A normal 2003 Volkswagen GTI is already a fun car. Volkswagen took its sensible Golf hatchback and gave it a healthy dose of power. We’re talking about a car originally powered by a 2.0-liter 115 HP four, now making 180 HP through a 1.8-liter turbo four or 200 HP through a 2.8-liter VR6. Those healthy gains move a 3,000-pound body through the front wheels. This Craigslist seller claims to have more than doubled those numbers, which makes it sound like a delightful death trap.
The mod list of this thing looks nearly as long as a family’s grocery shopping list:
Having this much power getting sent to just the front wheels is silly. It reminds me of the Pontiac Grand Prix GXP, which sends 303 HP to its front wheels by way of a 5.3-liter V8, and this makes even more power.
This thing probably does a satisfactory job at converting front tires into smoke and noise.
Funny enough, this GTI has already been in a crash, resulting in the removal of the front bumper, fenders and hood.

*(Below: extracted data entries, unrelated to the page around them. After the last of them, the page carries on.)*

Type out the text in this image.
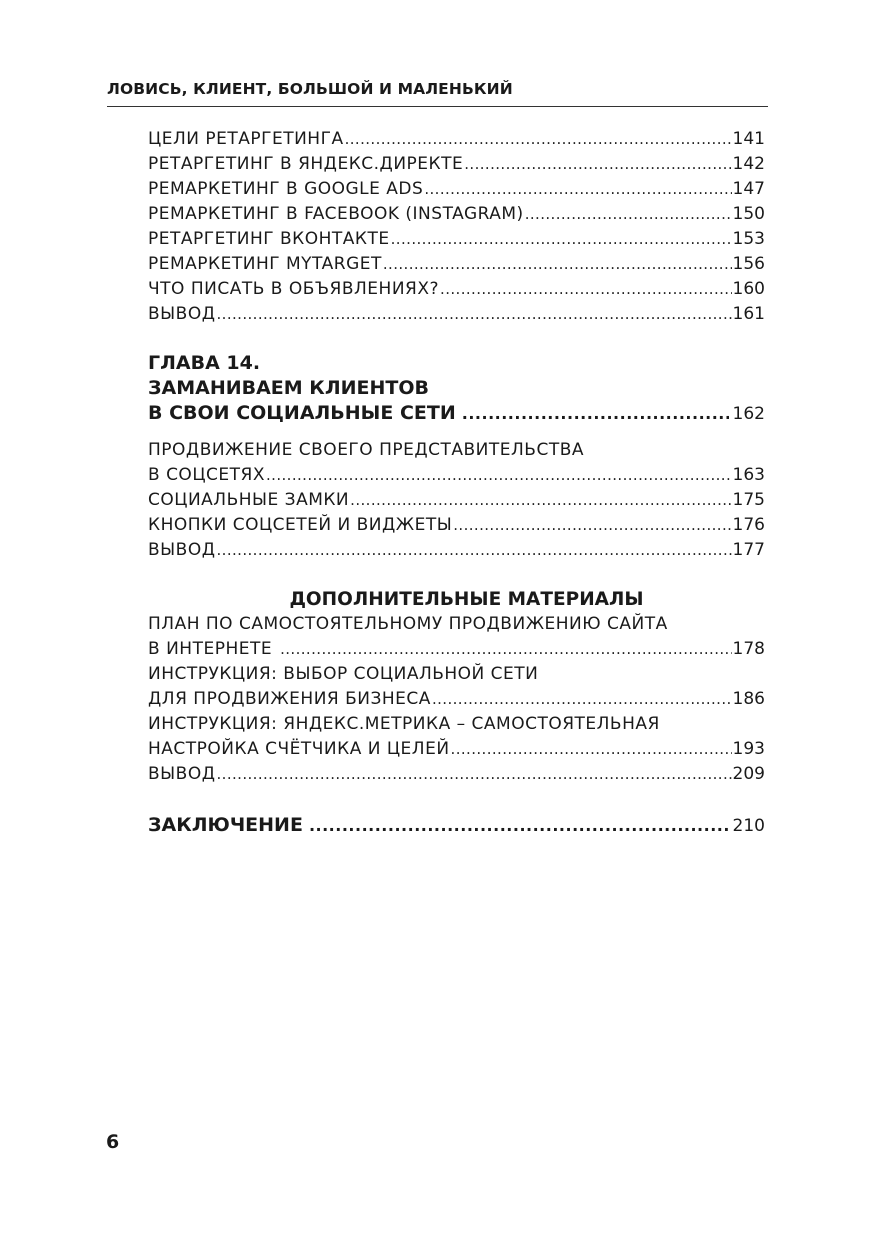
ЛОВИСЬ, КЛИЕНТ, БОЛЬШОЙ И МАЛЕНЬКИЙ
ЦЕЛИ РЕТАРГЕТИНГА .....	141
РЕТАРГЕТИНГ В ЯНДЕКС.ДИРЕКТЕ .....	142
РЕМАРКЕТИНГ В GOOGLE ADS .....	147
РЕМАРКЕТИНГ В FACEBOOK (INSTAGRAM) .....	150
РЕТАРГЕТИНГ ВКОНТАКТЕ .....	153
РЕМАРКЕТИНГ MYTARGET .....	156
ЧТО ПИСАТЬ В ОБЪЯВЛЕНИЯХ? .....	160
ВЫВОД .....	161
ГЛАВА 14.
ЗАМАНИВАЕМ КЛИЕНТОВ
В СВОИ СОЦИАЛЬНЫЕ СЕТИ .....	162
ПРОДВИЖЕНИЕ СВОЕГО ПРЕДСТАВИТЕЛЬСТВА
В СОЦСЕТЯХ .....	163
СОЦИАЛЬНЫЕ ЗАМКИ .....	175
КНОПКИ СОЦСЕТЕЙ И ВИДЖЕТЫ .....	176
ВЫВОД .....	177
ДОПОЛНИТЕЛЬНЫЕ МАТЕРИАЛЫ
ПЛАН ПО САМОСТОЯТЕЛЬНОМУ ПРОДВИЖЕНИЮ САЙТА
В ИНТЕРНЕТЕ .....	178
ИНСТРУКЦИЯ: ВЫБОР СОЦИАЛЬНОЙ СЕТИ
ДЛЯ ПРОДВИЖЕНИЯ БИЗНЕСА .....	186
ИНСТРУКЦИЯ: ЯНДЕКС.МЕТРИКА – САМОСТОЯТЕЛЬНАЯ
НАСТРОЙКА СЧЁТЧИКА И ЦЕЛЕЙ .....	193
ВЫВОД .....	209
ЗАКЛЮЧЕНИЕ .....	210
6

It’s unclear if the crash occurred because so much power is getting sent through those poor wheels. The seller says that it runs and drives so good that the check engine light is off and there aren’t any stored codes. The registration sticker on the license plate suggests that this car is legal until next summer, so the crash must have been recent.
I wasn’t expecting to see the shifter of an automatic transmission in the center console.
Old GTIs litter the marketplace with broken automatic transmissions and those were stock. I hope something was done to the poor transmission to help it cope with the power. Maybe it spins its tires so much that it doesn’t matter.
The seller notes that the ECU has been tuned to account for the deleted emissions equipment, so it shouldn’t fail Illinois’ easy emissions tests. Emissions testing here consists of plugging a reader into your OBD port and seeing if there are any stored codes and if the car thinks its emissions equipment is working.
Of course, you’ll likely be less successful in a place that actually measures what comes out of the tailpipe.
Either way, someone should buy this for $6,000 from Craigslist in Bourbonnais, Illinois and enjoy every second you get spinning its tires before it tries to kill you. Or even better, put a lift kit and mud tires on it and make it into an awesome trail rig.